Management is willing to invest so much here, because many free trial users end up converting to paid subscribers. And those new paid subscribers generate far more value over their lifetime than the cost of the promotion. Spotify is rightly prioritizing the long-term value of the company over short-term profits. CFO Paul Vogel reaffirmed this notion during the fourth-quarter earnings call, "And when looking at LTV [lifetime value] to SAC [subscriber acquisition cost], nothing's really changed. The numbers have been pretty consistent over the last year or two in terms of LTV-to-SAC ratio, so we feel really good about continuing to add users and valuable users."

Investing in lower price

Spotify's average revenue per user (ARPU) declined 5% year over year last quarter, which was larger than the low-single-digit declines it had been reporting earlier in the year. ARPU has drifted lower for Spotify for a number of reasons, one of which is the mix shift toward student and family plans, both of which are cheaper on a per-user basis. Another reason is the geographic mix shift toward lower ARPU in developing countries around the world. As those countries become a larger percentage of Spotify's subscriber base, that puts downward pressure on the metric. Finally, ARPU was knocked lower in the quarter due to broader rollout of the free 90-day trials.

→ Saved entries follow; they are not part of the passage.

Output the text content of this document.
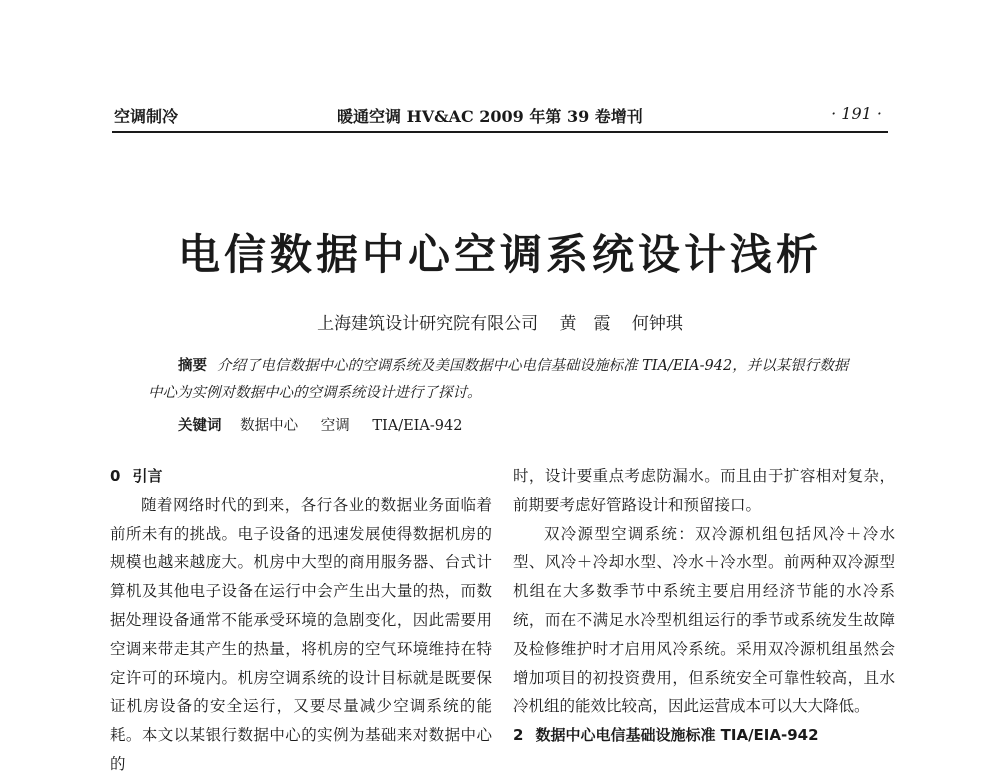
空调制冷	暖通空调 HV&AC 2009 年第 39 卷增刊	· 191 ·
电信数据中心空调系统设计浅析
上海建筑设计研究院有限公司 黄　霞 何钟琪

摘要 介绍了电信数据中心的空调系统及美国数据中心电信基础设施标准 TIA/EIA-942，并以某银行数据中心为实例对数据中心的空调系统设计进行了探讨。

关键词 数据中心 空调 TIA/EIA-942

0 引言

随着网络时代的到来，各行各业的数据业务面临着前所未有的挑战。电子设备的迅速发展使得数据机房的规模也越来越庞大。机房中大型的商用服务器、台式计算机及其他电子设备在运行中会产生出大量的热，而数据处理设备通常不能承受环境的急剧变化，因此需要用空调来带走其产生的热量，将机房的空气环境维持在特定许可的环境内。机房空调系统的设计目标就是既要保证机房设备的安全运行，又要尽量减少空调系统的能耗。本文以某银行数据中心的实例为基础来对数据中心的

时，设计要重点考虑防漏水。而且由于扩容相对复杂，前期要考虑好管路设计和预留接口。

双冷源型空调系统：双冷源机组包括风冷＋冷水型、风冷＋冷却水型、冷水＋冷水型。前两种双冷源型机组在大多数季节中系统主要启用经济节能的水冷系统，而在不满足水冷型机组运行的季节或系统发生故障及检修维护时才启用风冷系统。采用双冷源机组虽然会增加项目的初投资费用，但系统安全可靠性较高，且水冷机组的能效比较高，因此运营成本可以大大降低。

2 数据中心电信基础设施标准 TIA/EIA-942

These ARPU declines are currently acceptable as management has prioritized user growth over pricing. Vogel elaborated during the most recent call, "At a high level, we're still thinking about growing top of funnel. The most important thing for us is growing users and growing subscribers, and we'll continue to stress growth over ARPU and profit in the short term."

Ek has been reluctant to predict the precise timing of when these investments will pay off, but management is seeing the same sort of positive leading indicators that suggest the company is on the right track as it builds a profitable business long-term. That's why investors should take Spotify into consideration, even during its "investment year."